Imagem: Amee Christian

22.9.11

precipício-princípio

do livro "Elefante-Rei: Poemas B"

Angelo lentamente encontra seus vestígios espedaçados de vida, como quem tropeça ao caminhar. Após o tropeço, uma pausa, o corpo se imobiliza para ver a elevação na calçada ou a pedra culpada do possível tombo. No parar para crer há uma percepção arredia: eu sou assim, eu quase caí. O pensamento é guilhotina entre os segundos de um minuto - na incompatibilidade de um dia interpretado. No grande mar dos fatos, situações reincidentes são ondas sedentas, mas ele, que não é bobo, mergulha no mar, provando-lhe o salgado com caretas de asco.

14.9.11

Kate Moss destruiu todo o meu veneno

e eu imaginei doses cavalares de sonhos eróticos enquanto nos encostávamos no muro e eu sentia a pressão daquele corpo - em particular o detalhe de maior importância (paradisíaco). hoje é uma terça-feira onde me expresso através do silêncio da palavra após palavra versus os animais que copulam durante a eterna foice de nossos rostos. você não me entende, mas me surpreendo super bem. a elucidação da prática e dos membros sexuais tão próximos e tão nucleares. em qual noite esquálida você se identifica e compromete? a boca, delícia preenchida, jorra carne e nervos num líquido de transparência - em alguns casos emudece até as rugas do tempo.
[texto extraído do meu querido novo tumblr: Kate Moss destruiu todo o meu veneno]

9.9.11

vigésimo sexto sol do divórcio

A vaidade condiz,
nela propicio meu precipício em princípios,
a primeira mão como a última a aplaudir.

Desaprendi maneiras: educada longa busca,
a arte de expor o sexo alheio aos meus olhos,
e devorar receios nas noites em que os brilhos cegam,
cospem, maltratam.

Quisera ter sido, procurar ou procurando,
nesga de presença que se afasta,
e eu, encostado à parede, com o peito a descoberto.

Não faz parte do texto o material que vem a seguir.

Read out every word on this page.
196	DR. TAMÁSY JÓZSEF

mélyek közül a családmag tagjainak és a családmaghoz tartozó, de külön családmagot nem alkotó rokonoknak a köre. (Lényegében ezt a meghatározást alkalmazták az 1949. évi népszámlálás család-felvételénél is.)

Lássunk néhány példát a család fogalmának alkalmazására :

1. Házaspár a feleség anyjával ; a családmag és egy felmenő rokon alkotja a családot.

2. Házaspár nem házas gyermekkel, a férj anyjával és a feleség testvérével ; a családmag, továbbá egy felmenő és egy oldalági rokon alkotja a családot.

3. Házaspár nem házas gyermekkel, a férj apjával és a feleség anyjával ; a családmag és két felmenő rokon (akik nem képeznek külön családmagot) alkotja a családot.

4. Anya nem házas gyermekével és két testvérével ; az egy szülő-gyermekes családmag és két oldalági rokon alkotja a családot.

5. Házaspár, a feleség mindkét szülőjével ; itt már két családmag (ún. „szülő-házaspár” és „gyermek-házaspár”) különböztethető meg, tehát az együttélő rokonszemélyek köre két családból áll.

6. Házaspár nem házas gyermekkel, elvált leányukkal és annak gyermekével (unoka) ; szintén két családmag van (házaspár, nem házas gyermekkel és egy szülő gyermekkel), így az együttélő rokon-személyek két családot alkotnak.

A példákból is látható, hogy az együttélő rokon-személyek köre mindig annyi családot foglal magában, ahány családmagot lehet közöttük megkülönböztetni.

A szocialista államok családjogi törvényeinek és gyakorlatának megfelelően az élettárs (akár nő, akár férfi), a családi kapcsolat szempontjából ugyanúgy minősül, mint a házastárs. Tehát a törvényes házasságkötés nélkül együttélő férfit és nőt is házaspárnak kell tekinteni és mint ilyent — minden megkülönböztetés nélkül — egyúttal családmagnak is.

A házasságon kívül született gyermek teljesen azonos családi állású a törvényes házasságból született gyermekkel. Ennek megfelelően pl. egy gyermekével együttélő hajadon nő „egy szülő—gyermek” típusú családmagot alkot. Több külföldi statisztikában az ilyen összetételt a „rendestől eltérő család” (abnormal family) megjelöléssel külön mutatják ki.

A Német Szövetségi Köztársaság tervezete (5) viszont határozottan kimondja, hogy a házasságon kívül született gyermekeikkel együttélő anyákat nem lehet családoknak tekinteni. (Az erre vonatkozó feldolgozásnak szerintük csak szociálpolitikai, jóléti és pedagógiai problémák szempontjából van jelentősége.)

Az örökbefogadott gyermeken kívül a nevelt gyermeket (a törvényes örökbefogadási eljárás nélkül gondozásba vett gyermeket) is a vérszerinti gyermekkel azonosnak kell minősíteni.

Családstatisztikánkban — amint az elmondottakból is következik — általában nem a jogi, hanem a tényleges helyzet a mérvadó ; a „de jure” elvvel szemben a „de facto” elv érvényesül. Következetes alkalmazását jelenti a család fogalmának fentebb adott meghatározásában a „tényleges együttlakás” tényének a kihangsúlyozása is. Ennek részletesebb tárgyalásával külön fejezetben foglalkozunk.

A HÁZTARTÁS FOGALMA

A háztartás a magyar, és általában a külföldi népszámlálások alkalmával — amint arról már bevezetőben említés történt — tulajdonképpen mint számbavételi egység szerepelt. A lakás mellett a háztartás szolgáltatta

Se me perguntam com qual cor pintar o corpo,
hei de perceber os dedos intactos,
carne imaculada na multiplicidade de tintas,
orgulho contra paredes em branco,
terreno erguido para que o ator seja homem,
e eu intérprete.

Enquanto estamos de frente,
do alto de um prédio ou do chão trilha passageira,
sussurro a favor do desejo,
mas a resposta são as cabines do banheiro superlotadas.

Chorar no teu ombro sob influência das drogas,
lembrar do que é quadrado: a cama,
a vigésima sexta lua do divórcio,
afinal quem insiste educa uma perda,
protege em silêncio o signo de Capricórnio.

31.8.11

crônica da contemplação das naturezas mortas

[o coração também é lama. a voz que ecoa de tantas bocas também é fogo que subestima as noções do tempo. é bem vindo o instante em que eu, por motivos guardados a sete chaves, esclareço as nódoas, respingos, espinhos, unhas encravadas. triste do homem sem voz ou triste da persona que se deixa levar pelos meandros da boa conduta. então descrevo uma idealização íntima, projeto pessoal de convivência com o mundo - crônica impenetrável que toma corpo, rastro e nitidez].

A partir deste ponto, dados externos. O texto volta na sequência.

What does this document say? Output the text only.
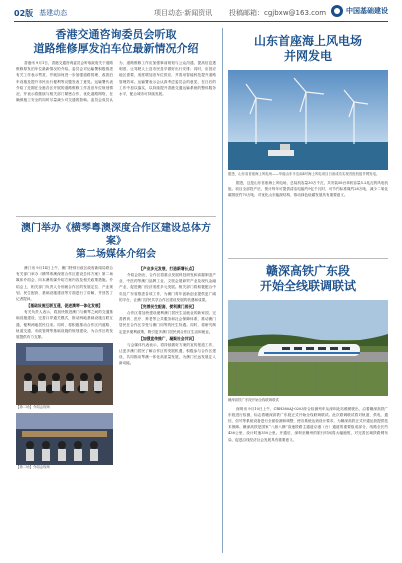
02版 基建动态	项目动态·新闻资讯 投稿邮箱：cgjbxw@163.com	中国基础建设
香港交通咨询委员会听取
道路维修厚发泊车位最新情况介绍

香港讯 9月1日，香港交通咨询委员会听取政府关于道路维修厚发泊车位最新情况的介绍。委员会对运输署积极推进有关工作表示赞赏，并就如何进一步加强道路管理、改善泊车设施及提升市民出行便利等议题发表了意见。运输署代表介绍了近期在全港各区开展的道路维修工作及泊车位规划情况，并表示将继续与相关部门紧密合作，优化道路网络，在确保施工安全的同时尽量减少对交通的影响。委员会成员认为，道路维修工作应加强事前规划与公众沟通，提高信息透明度，让驾驶人士及市民及早做好出行安排；同时，应因应地区需要，适度增加泊车位供应，并善用智能科技提升道路管理效率。运输署表示会认真考虑委员会的意见，在日后的工作中加以落实，以持续提升香港交通运输系统的整体服务水平，配合城市可持续发展。

澳门举办《横琴粤澳深度合作区建设总体方案》
第二场媒体介绍会

澳门讯 9月14日上午，澳门特别行政区政府新闻局联合有关部门举办《横琴粤澳深度合作区建设总体方案》第二场媒体介绍会，向本澳传媒介绍方案内容及相关政策措施。介绍会上，相关部门负责人分别就合作区的发展定位、产业规划、民生配套、基础设施建设等方面进行了讲解，并回答了记者提问。

【基础设施互联互通，促进澳琴一体化发展】

有关负责人表示，将加快推进澳门与横琴之间的交通基础设施建设，完善口岸通关模式，推动两地基础设施互联互通，便利两地居民往来。同时，将积极推动合作区内道路、轨道交通、市政管网等基础设施的规划建设，为合作区的发展提供有力支撑。

【第二场】介绍会现场
【第二场】介绍会现场
【产业多元发展，打造新增长点】

介绍会指出，合作区将重点发展科技研发和高端制造产业、中医药等澳门品牌工业、文旅会展商贸产业及现代金融产业，促进澳门经济适度多元发展。相关部门将积极配合中央及广东省推进各项工作，为澳门青年创新创业提供更广阔的平台，让澳门居民共享合作区建设发展的机遇和成果。

【完善民生配套，便利澳门居民】

合作区将加快建设便利澳门居民生活就业的新家园，完善教育、医疗、养老等公共服务和社会保障体系，推动澳门居民在合作区享受与澳门同等的民生待遇。同时，将研究制定更多便利政策，吸引更多澳门居民到合作区生活和就业。

【加强宣传推广，凝聚社会共识】

与会媒体代表表示，将持续做好方案的宣传报道工作，让更多澳门居民了解合作区的发展机遇，积极参与合作区建设，共同推动琴澳一体化高质量发展，为澳门长远发展注入新动能。

山东首座海上风电场
并网发电
据悉，山东省首座海上风电场——华能山东半岛南4号海上风电项目日前成功实现首批机组并网发电。

据悉，这是山东首座海上风电场，总装机容量30万千瓦，共安装58台单机容量5.2兆瓦的风电机组。项目全部投产后，预计每年可提供清洁电能约9亿千瓦时，可节约标准煤约28万吨，减少二氧化碳排放约70万吨，对优化山东能源结构、推动绿色低碳发展具有重要意义。

赣深高铁广东段
开始全线联调联试
赣深高铁广东段开始全线联调联试

深圳讯 9月10日上午，CRH380AJ-0203综合检测列车从深圳北站缓缓驶出，沿着赣深高铁广东段进行检测，标志着赣深高铁广东段正式开始全线联调联试。此次联调联试将对轨道、供电、通信、信号等系统设备进行全面检测和调整，使各系统达到设计要求，为赣深高铁正式开通运营提供技术保障。赣深高铁是国家“八纵八横”高速铁路主通道京港（台）通道的重要组成部分，线路全长约436公里，设计时速350公里。开通后，深圳至赣州的旅行时间将大幅缩短，对完善区域铁路网布局、促进沿线经济社会发展具有重要意义。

acendo um cigarro. ligo o farol da investigação que há de me decodificar. penso nos erros, nas boas e más companhias. reflito a razão dos absurdos. me pergunto: por que perdemos tempo diante dos presságios que insistem em tornar os dias e noites em caos? pois somos insetos que incorporam tendências urbanóides sem qualquer explicação.

[pausa para tomar fôlego. pausa para rastrear o nó na garganta: aquela percepção quase sempre tardia, mas que por algum motivo, soa como última chance para o último pecador. eu sou o último pecador e me permito, na melhor das intenções, uma última chance].

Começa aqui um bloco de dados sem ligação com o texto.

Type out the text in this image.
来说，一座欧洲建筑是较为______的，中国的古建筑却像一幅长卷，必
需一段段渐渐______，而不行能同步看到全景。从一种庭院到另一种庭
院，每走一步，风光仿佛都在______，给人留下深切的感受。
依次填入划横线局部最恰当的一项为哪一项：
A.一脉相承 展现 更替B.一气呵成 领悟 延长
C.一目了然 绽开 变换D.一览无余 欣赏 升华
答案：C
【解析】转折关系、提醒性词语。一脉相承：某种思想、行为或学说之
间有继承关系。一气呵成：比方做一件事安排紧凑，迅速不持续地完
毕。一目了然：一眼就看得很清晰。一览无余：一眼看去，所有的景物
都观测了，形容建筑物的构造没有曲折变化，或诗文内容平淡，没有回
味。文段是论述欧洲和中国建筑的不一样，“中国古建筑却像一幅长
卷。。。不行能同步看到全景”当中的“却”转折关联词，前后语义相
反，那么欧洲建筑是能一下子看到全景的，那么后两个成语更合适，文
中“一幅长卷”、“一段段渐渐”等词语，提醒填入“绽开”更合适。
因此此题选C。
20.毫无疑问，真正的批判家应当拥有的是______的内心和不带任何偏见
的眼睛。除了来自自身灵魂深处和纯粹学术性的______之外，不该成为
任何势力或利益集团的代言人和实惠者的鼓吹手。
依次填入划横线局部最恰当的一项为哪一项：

não é impressão minha que a realidade seja de uma gravidade aterrorizante. intolerância não é perceber que as pessoas são de um desinteresse monstruoso. todos os dias os mesmos códigos fracassados. carência e abnegação em cada olhar perdido por aí. tantos e tantas fingindo nobreza, beleza, aceitação, inteligência, popularidade, sex appeal & everything.

já não considero um erro não ser tão pessoal se comparado ao que eu era em 2009? ok, eu não me revelo aqui, apenas entrego pistas, o lance das pérolas aos porcos. de certa forma se trata de um relato da indisposição ao que existe. não há espaço para a razão, e sim para a emancipação das sensações.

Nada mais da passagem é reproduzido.